Party Finder The only images I could find of that project.

From what I learned there, I wrote a few guides:

I wouldn't recommend those articles anymore as you're probably better off building a web app with an MVC framework but it's a decent beginner's guide to tying together simple PHP and MySQL.

More Recently

So that was a bit about my computer science and tech background, but how do I learn about computer science topics now? For the past ~11 months I have been involved with Skribit, where we use Ruby on Rails. It's my first experience coding collaboratively using version control (SVN in our case) and an MVC framework.
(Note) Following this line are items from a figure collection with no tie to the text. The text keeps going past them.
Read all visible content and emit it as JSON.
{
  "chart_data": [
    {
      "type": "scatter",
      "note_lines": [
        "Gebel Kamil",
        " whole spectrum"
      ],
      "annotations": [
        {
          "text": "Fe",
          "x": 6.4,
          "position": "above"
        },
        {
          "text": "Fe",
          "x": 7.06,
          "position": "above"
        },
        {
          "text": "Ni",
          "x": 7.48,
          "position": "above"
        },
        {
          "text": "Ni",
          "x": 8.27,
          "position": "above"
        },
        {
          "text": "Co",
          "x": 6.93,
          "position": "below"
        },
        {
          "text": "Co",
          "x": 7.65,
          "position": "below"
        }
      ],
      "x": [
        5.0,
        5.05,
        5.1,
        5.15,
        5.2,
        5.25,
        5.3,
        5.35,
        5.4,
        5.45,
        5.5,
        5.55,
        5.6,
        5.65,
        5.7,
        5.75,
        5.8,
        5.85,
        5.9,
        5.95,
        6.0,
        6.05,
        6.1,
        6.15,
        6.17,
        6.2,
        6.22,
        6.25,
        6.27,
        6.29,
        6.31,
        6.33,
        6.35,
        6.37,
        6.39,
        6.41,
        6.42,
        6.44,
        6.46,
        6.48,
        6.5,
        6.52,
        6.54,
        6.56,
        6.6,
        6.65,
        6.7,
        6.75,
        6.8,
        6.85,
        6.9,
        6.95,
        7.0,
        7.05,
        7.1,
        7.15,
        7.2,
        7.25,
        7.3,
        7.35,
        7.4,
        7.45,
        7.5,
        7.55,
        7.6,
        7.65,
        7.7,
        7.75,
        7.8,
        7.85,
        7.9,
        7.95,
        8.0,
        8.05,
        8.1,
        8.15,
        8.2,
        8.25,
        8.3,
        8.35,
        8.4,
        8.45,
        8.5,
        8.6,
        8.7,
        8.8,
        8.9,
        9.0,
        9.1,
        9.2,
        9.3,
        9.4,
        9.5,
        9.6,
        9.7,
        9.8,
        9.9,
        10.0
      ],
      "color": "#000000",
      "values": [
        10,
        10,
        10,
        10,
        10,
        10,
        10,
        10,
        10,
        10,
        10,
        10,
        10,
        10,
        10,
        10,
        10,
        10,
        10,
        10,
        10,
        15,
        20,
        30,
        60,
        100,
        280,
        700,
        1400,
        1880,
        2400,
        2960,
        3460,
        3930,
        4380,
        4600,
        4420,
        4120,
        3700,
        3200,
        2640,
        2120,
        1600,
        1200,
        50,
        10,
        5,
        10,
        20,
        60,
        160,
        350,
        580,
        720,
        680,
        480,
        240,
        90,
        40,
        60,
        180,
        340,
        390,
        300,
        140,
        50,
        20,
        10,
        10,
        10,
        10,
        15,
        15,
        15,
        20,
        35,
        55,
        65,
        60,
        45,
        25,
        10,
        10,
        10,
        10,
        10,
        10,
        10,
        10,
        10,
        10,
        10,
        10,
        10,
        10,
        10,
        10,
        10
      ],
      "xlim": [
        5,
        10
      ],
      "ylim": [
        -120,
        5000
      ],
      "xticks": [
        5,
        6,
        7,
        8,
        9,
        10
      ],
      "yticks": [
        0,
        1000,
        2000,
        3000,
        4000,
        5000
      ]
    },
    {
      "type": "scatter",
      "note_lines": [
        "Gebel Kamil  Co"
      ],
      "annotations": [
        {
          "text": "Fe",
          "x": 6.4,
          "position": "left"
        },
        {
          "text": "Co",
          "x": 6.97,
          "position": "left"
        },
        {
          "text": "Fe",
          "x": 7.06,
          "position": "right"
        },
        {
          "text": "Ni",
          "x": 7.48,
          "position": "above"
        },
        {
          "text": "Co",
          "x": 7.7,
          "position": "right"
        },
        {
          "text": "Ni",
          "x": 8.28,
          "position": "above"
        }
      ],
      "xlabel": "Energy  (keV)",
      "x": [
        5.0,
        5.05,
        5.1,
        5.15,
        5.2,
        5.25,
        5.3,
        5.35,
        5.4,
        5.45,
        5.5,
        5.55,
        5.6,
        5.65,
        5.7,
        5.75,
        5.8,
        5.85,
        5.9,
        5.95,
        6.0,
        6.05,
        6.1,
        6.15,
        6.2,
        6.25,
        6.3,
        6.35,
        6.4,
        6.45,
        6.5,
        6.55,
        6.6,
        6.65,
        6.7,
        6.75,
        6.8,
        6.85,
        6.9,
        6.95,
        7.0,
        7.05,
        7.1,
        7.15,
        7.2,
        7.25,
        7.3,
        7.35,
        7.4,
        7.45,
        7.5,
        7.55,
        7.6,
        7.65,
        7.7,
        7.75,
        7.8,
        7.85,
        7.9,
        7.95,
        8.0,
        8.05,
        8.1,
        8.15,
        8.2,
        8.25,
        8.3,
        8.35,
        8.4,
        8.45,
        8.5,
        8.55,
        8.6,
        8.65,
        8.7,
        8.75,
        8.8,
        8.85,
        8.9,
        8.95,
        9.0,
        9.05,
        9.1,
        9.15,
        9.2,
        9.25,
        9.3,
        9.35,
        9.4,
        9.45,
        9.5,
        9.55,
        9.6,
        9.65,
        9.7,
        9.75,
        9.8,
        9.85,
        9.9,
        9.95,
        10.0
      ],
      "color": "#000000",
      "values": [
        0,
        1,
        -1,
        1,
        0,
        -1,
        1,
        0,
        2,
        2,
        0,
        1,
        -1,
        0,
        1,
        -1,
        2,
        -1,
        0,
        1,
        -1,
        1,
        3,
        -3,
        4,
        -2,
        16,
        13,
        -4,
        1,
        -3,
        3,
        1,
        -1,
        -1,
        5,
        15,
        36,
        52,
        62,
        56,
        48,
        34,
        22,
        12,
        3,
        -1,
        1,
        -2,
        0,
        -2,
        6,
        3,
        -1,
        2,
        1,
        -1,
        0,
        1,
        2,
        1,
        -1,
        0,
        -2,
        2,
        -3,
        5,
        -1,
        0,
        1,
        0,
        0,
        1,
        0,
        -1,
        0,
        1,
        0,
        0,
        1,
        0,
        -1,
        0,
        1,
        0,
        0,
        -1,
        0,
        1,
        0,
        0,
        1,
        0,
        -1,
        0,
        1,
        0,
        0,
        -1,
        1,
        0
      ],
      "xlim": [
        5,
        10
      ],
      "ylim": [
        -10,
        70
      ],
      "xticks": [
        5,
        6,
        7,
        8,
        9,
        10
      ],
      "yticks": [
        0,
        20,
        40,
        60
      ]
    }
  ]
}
I'm still very far from being proficient at Ruby on Rails development but I can usually hack something together over time.

I watch and learn, then write. I spend time tracing code and seeing what each line of code does. I use Firebug to debug things on the front-end and prod about for performance issues with TuneUp. I also bug Calvin with Ruby questions from time to time. And of course, I Google anything and everything. Errno 1041? Google. NoMethodError? Google.

How I Suggest You Get Started Coding

Becoming good at programming lots of practice and inevitably lots of failures. There's no way around this, it just takes time. But that doesn't mean it has to be drab and boring. I can look back at most things I've done and say that the reason I started them was my own curiosity. I was curious about WordPress, so I started a blog. I was curious about how computers worked, so I built my own. Curiosity may have killed the cat but it's a way of life in the tech world.

First off, know your environment. Make things easy on yourself and just get a Mac/use Linux, or become a slave to Cygwin in Windows.

After about ten years you should be able to call yourself a programmer.

How did/are you learn(ing) to code? What's your specialty?